Stability AI introduced Stable Audio Open in a blog post, saying that the tool is trained entirely on royalty-free music and can take a text description and turn it into a recording up to 47 seconds long. Stable Audio Open is based on the company’s commercial text-to-audio creation tool, Stable Audio, which was first released in September. The company developed the Stable Audio 2.0 tool in April, providing greater clarity to audio outputs and increasing the length of sounds.
Unlike this model, which is trained on copyrighted music sources, Stable Audio Open is only trained on 486 thousand samples from free music libraries such as Free Music Archive and FreeSound, so it is unlikely that the recordings will be of the same quality.
Stability AI said it was designed for musicians and filmmakers who need to create drum beats, instrument riffs, ambient sounds and production elements. The tool can also edit existing songs or apply a new style, such as smooth jazz, to a song of a different style. An interesting advantage of Stable Audio Open is that users can fine-tune the model with their own sounds, meaning a musician can load samples of their own drum recordings or guitar riffs to produce new sounds in their own style.
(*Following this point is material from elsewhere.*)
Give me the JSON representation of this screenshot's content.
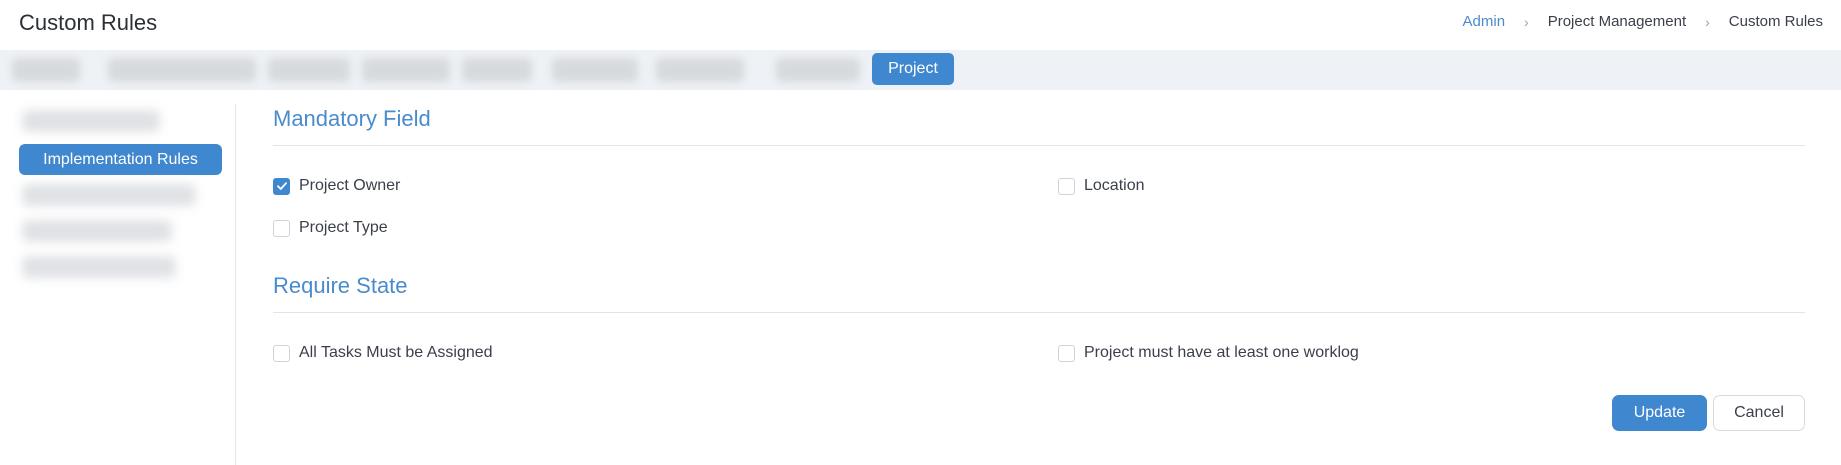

However, the open nature of Stable Audio Open limits its usefulness to some extent. The company explains that the purpose of the model is not to create full songs, but rather shorter sound bytes that can be used as musical effects. The tool cannot produce a long song or vocal. Those who want to do this would be better off using the premium Stable Audio 2.0 service or an alternative such as the Suno platform, which can produce music longer than three minutes and with more consistency.
Stability AI also admits that the model doesn’t perform very well when people give commands in languages other than English.